When she had attained the age of fourteen, her father commenced a regular course of instruction for his child, by reading aloud, while she was employed in drawing, needlework, &c. History was selected, that being the study which now most interested her, and the first work chosen was Josephus.
It was while spending a short time at Tavistock, in 1830, that the beauty of the surrounding scenery led her to express her thoughts in verse. Several small pieces soon followed her first essay, and she became extremely fond of this new exercise and enjoyment of her opening powers, yet her mind was so well regulated, that she never permitted herself to indulge in original composition until her duties, and her studies, were all performed.
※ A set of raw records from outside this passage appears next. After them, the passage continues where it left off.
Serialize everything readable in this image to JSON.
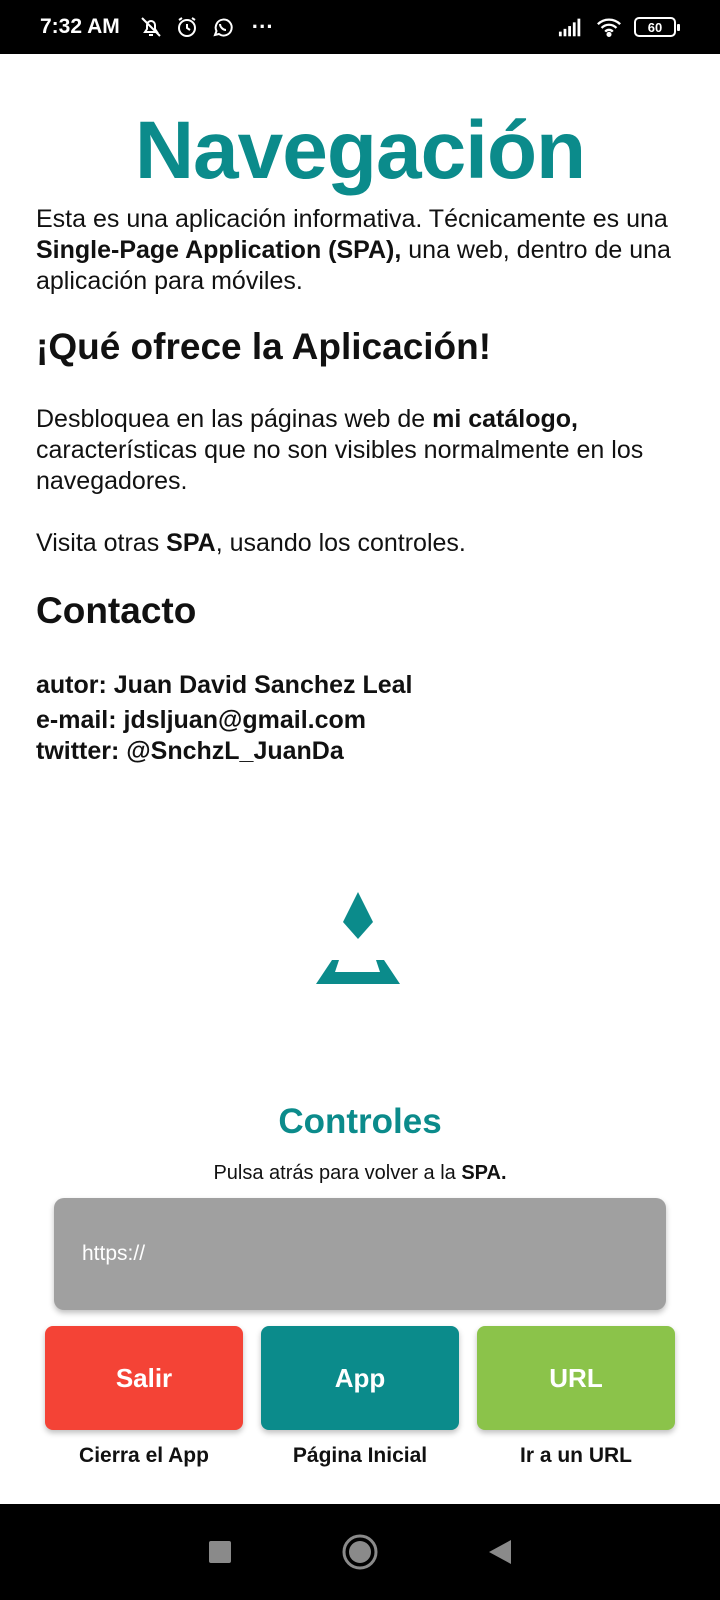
{
  "status_bar": {
    "time": "7:32 AM",
    "icons": [
      "bell-off-icon",
      "alarm-icon",
      "whatsapp-icon",
      "more-dots-icon"
    ],
    "more": "···",
    "battery": "60"
  },
  "main": {
    "title": "Navegación",
    "intro": {
      "part1": "Esta es una aplicación informativa. Técnicamente es una ",
      "bold1": "Single-Page Application (SPA),",
      "part2": " una web, dentro de una aplicación para móviles."
    },
    "offer_heading": "¡Qué ofrece la Aplicación!",
    "offer_para": {
      "part1": "Desbloquea en las páginas web de ",
      "bold1": "mi catálogo,",
      "part2": " características que no son visibles normalmente en los navegadores."
    },
    "visit_para": {
      "part1": "Visita otras ",
      "bold1": "SPA",
      "part2": ", usando los controles."
    },
    "contact_heading": "Contacto",
    "contact": {
      "author": "autor: Juan David Sanchez Leal",
      "email": "e-mail: jdsljuan@gmail.com",
      "twitter": "twitter: @SnchzL_JuanDa"
    }
  },
  "controls": {
    "title": "Controles",
    "subtitle_part1": "Pulsa atrás para volver a la ",
    "subtitle_bold": "SPA.",
    "url_placeholder": "https://",
    "buttons": [
      {
        "label": "Salir",
        "caption": "Cierra el App",
        "color": "#f44336"
      },
      {
        "label": "App",
        "caption": "Página Inicial",
        "color": "#0b8b8b"
      },
      {
        "label": "URL",
        "caption": "Ir a un URL",
        "color": "#8bc34a"
      }
    ]
  },
  "colors": {
    "accent": "#0b8b8b",
    "danger": "#f44336",
    "success": "#8bc34a",
    "input_bg": "#a0a0a0"
  },
  "nav_bar": {
    "icons": [
      "recents-square-icon",
      "home-circle-icon",
      "back-triangle-icon"
    ]
  }
}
Grace Aguilar was extremely fond of music; she had learned the piano from infancy, and in 1831 commenced the harp. She sang pleasingly, preferring English songs, and invariably selecting them for the beauty or sentiment of the words; she was also passionately fond of dancing, and her cheerful lively manners in the society of her young friends, would scarcely have led any to imagine how deeply she felt and pondered upon the serious and solemn subjects which afterwards formed the labor of her life. She seemed to enjoy all, to enter into all, but a keen observer would detect the hold that sacred and holy principle ever exercised over her lightest act, and gayest hour. A sense of duty was apparent in the merest trifle, and her following out of the divine command of obedience to parents, was only equalled by the unbounded affection she felt for them. A wish was once expressed by her mother that she should not waltz, and no solicitation could afterwards tempt her. Her mother also required her to read sermons, and study religion and the Bible regularly; this was readily submitted to, first as a task, but afterwards with much delight; for evidence of which we cannot do better than quote her own words in one of her religious works.
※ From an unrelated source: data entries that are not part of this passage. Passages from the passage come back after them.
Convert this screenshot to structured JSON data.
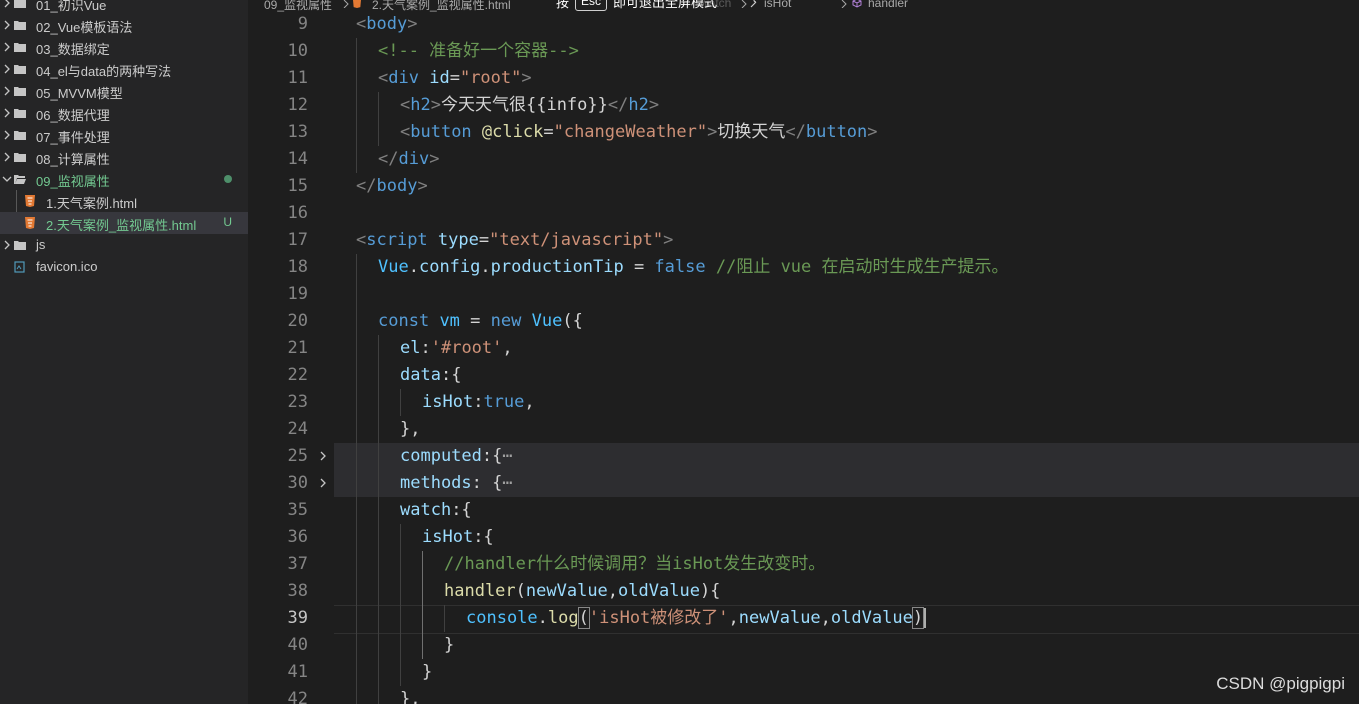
{
  "colors": {
    "sidebar_bg": "#252526",
    "editor_bg": "#1e1e1e",
    "modified_green": "#73c991",
    "html_icon": "#e37933",
    "tag": "#569cd6",
    "attr": "#9cdcfe",
    "string": "#ce9178",
    "comment": "#6a9955",
    "function": "#dcdcaa"
  },
  "explorer": {
    "items": [
      {
        "label": "01_初识Vue",
        "type": "folder",
        "icon": "folder-icon",
        "expanded": false
      },
      {
        "label": "02_Vue模板语法",
        "type": "folder",
        "icon": "folder-icon",
        "expanded": false
      },
      {
        "label": "03_数据绑定",
        "type": "folder",
        "icon": "folder-icon",
        "expanded": false
      },
      {
        "label": "04_el与data的两种写法",
        "type": "folder",
        "icon": "folder-icon",
        "expanded": false
      },
      {
        "label": "05_MVVM模型",
        "type": "folder",
        "icon": "folder-icon",
        "expanded": false
      },
      {
        "label": "06_数据代理",
        "type": "folder",
        "icon": "folder-icon",
        "expanded": false
      },
      {
        "label": "07_事件处理",
        "type": "folder",
        "icon": "folder-icon",
        "expanded": false
      },
      {
        "label": "08_计算属性",
        "type": "folder",
        "icon": "folder-icon",
        "expanded": false
      },
      {
        "label": "09_监视属性",
        "type": "folder",
        "icon": "folder-open-icon",
        "expanded": true
      },
      {
        "label": "1.天气案例.html",
        "type": "file",
        "icon": "html-file-icon"
      },
      {
        "label": "2.天气案例_监视属性.html",
        "type": "file",
        "icon": "html-file-icon",
        "decoration": "U"
      },
      {
        "label": "js",
        "type": "folder",
        "icon": "folder-icon",
        "expanded": false
      },
      {
        "label": "favicon.ico",
        "type": "file",
        "icon": "image-file-icon"
      }
    ]
  },
  "breadcrumb": {
    "folder": "09_监视属性",
    "file": "2.天气案例_监视属性.html",
    "seg_watch": "watch",
    "seg_ishot": "isHot",
    "seg_handler": "handler"
  },
  "fullscreen_hint": {
    "prefix": "按",
    "key": "Esc",
    "suffix": "即可退出全屏模式"
  },
  "editor": {
    "current_line": "39",
    "lines": [
      {
        "num": "9"
      },
      {
        "num": "10"
      },
      {
        "num": "11"
      },
      {
        "num": "12"
      },
      {
        "num": "13"
      },
      {
        "num": "14"
      },
      {
        "num": "15"
      },
      {
        "num": "16"
      },
      {
        "num": "17"
      },
      {
        "num": "18"
      },
      {
        "num": "19"
      },
      {
        "num": "20"
      },
      {
        "num": "21"
      },
      {
        "num": "22"
      },
      {
        "num": "23"
      },
      {
        "num": "24"
      },
      {
        "num": "25"
      },
      {
        "num": "30"
      },
      {
        "num": "35"
      },
      {
        "num": "36"
      },
      {
        "num": "37"
      },
      {
        "num": "38"
      },
      {
        "num": "39"
      },
      {
        "num": "40"
      },
      {
        "num": "41"
      },
      {
        "num": "42"
      }
    ],
    "tokens": {
      "body": "body",
      "comment_container": "<!-- 准备好一个容器-->",
      "div": "div",
      "id_attr": "id",
      "root_str": "\"root\"",
      "h2": "h2",
      "h2_text": "今天天气很{{info}}",
      "button": "button",
      "click_attr": "@click",
      "change_str": "\"changeWeather\"",
      "button_text": "切换天气",
      "script": "script",
      "type_attr": "type",
      "type_str": "\"text/javascript\"",
      "vue": "Vue",
      "config": "config",
      "productionTip": "productionTip",
      "false_kw": "false",
      "comment_tip": "//阻止 vue 在启动时生成生产提示。",
      "const_kw": "const",
      "vm": "vm",
      "new_kw": "new",
      "el_key": "el",
      "root_sel": "'#root'",
      "data_key": "data",
      "isHot_key": "isHot",
      "true_kw": "true",
      "computed_key": "computed",
      "methods_key": "methods",
      "watch_key": "watch",
      "comment_handler": "//handler什么时候调用？当isHot发生改变时。",
      "handler_fn": "handler",
      "newValue": "newValue",
      "oldValue": "oldValue",
      "console": "console",
      "log": "log",
      "log_str": "'isHot被修改了'",
      "ellipsis": "⋯"
    }
  },
  "watermark": "CSDN @pigpigpi"
}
“This formed into a habit, and persevered in for a life, would in time, and without labor or weariness, give the comfort and the knowledge that we seek; each year it would become lighter, and more blest, each year we should discover something we knew not before, and in the valley of the shadow of death, feel to our heart’s core that the Lord our God is Truth.”—Women of Israel, Vol. II, page 43.
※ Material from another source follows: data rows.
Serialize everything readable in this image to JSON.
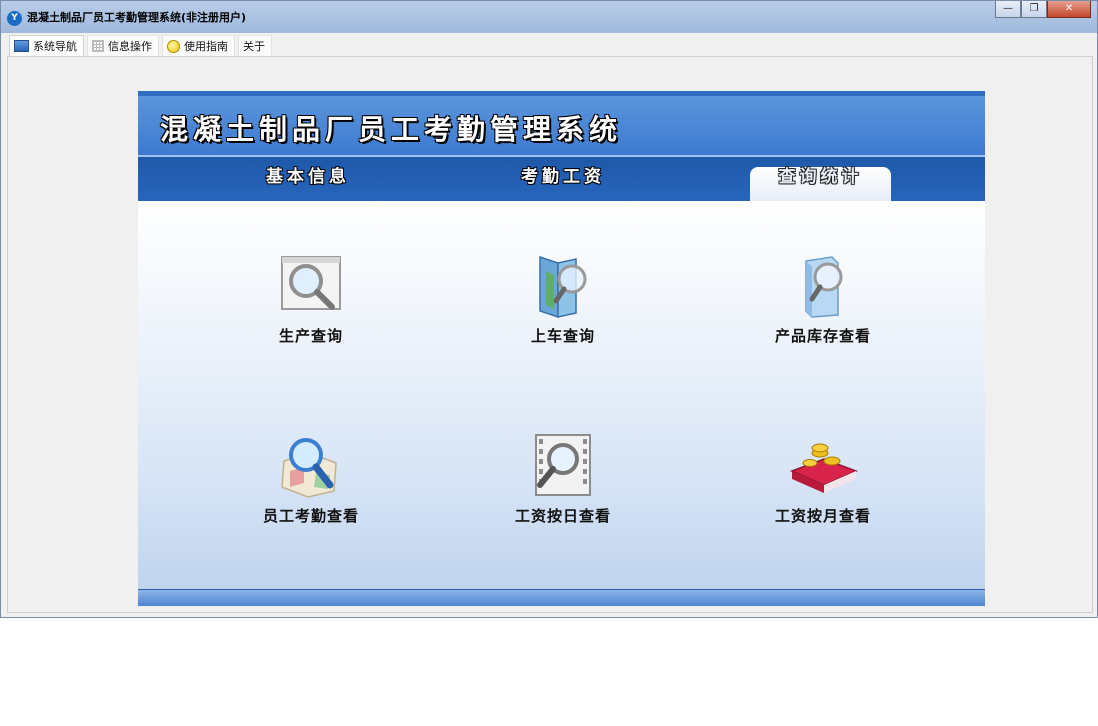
{
  "window": {
    "title": "混凝土制品厂员工考勤管理系统(非注册用户)"
  },
  "menu": {
    "items": [
      {
        "label": "系统导航",
        "icon": "monitor-icon"
      },
      {
        "label": "信息操作",
        "icon": "grid-icon"
      },
      {
        "label": "使用指南",
        "icon": "help-icon"
      },
      {
        "label": "关于",
        "icon": ""
      }
    ]
  },
  "header": {
    "title": "混凝土制品厂员工考勤管理系统"
  },
  "tabs": [
    {
      "label": "基本信息"
    },
    {
      "label": "考勤工资"
    },
    {
      "label": "查询统计",
      "active": true
    }
  ],
  "tiles": [
    {
      "label": "生产查询",
      "icon": "magnifier-window-icon"
    },
    {
      "label": "上车查询",
      "icon": "folder-magnifier-icon"
    },
    {
      "label": "产品库存查看",
      "icon": "box-magnifier-icon"
    },
    {
      "label": "员工考勤查看",
      "icon": "map-magnifier-icon"
    },
    {
      "label": "工资按日查看",
      "icon": "film-magnifier-icon"
    },
    {
      "label": "工资按月查看",
      "icon": "book-coins-icon"
    }
  ],
  "colors": {
    "header_blue": "#3d7ad0",
    "tab_blue": "#2766bd",
    "body_gradient_end": "#c0d4ee"
  }
}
Nor did Grace Aguilar only study religion for her own personal observance and profit. She embraced its principles (the principles of all creeds) in a widely extended and truly liberal sense. She carried her practice of its holy and benevolent precepts into every minutiae of her daily life, doing all the good her limited means would allow, finding time, in the midst of her own studies, and most varied and continual occupations, to work for, and instruct her poor neighbors in the country, and while steadily venerating and adhering to her own faith, neither inquiring nor heeding the religious opinions of the needy whom she succored or consoled. To be permitted to help and comfort, she considered a privilege and a pleasure; she left the rest to God; and thus bestowing and receiving blessings and smiles from all who had the opportunity of knowing her, her young life flowed on, in an almost uninterrupted stream of enjoyment, until she had completed her nineteenth year.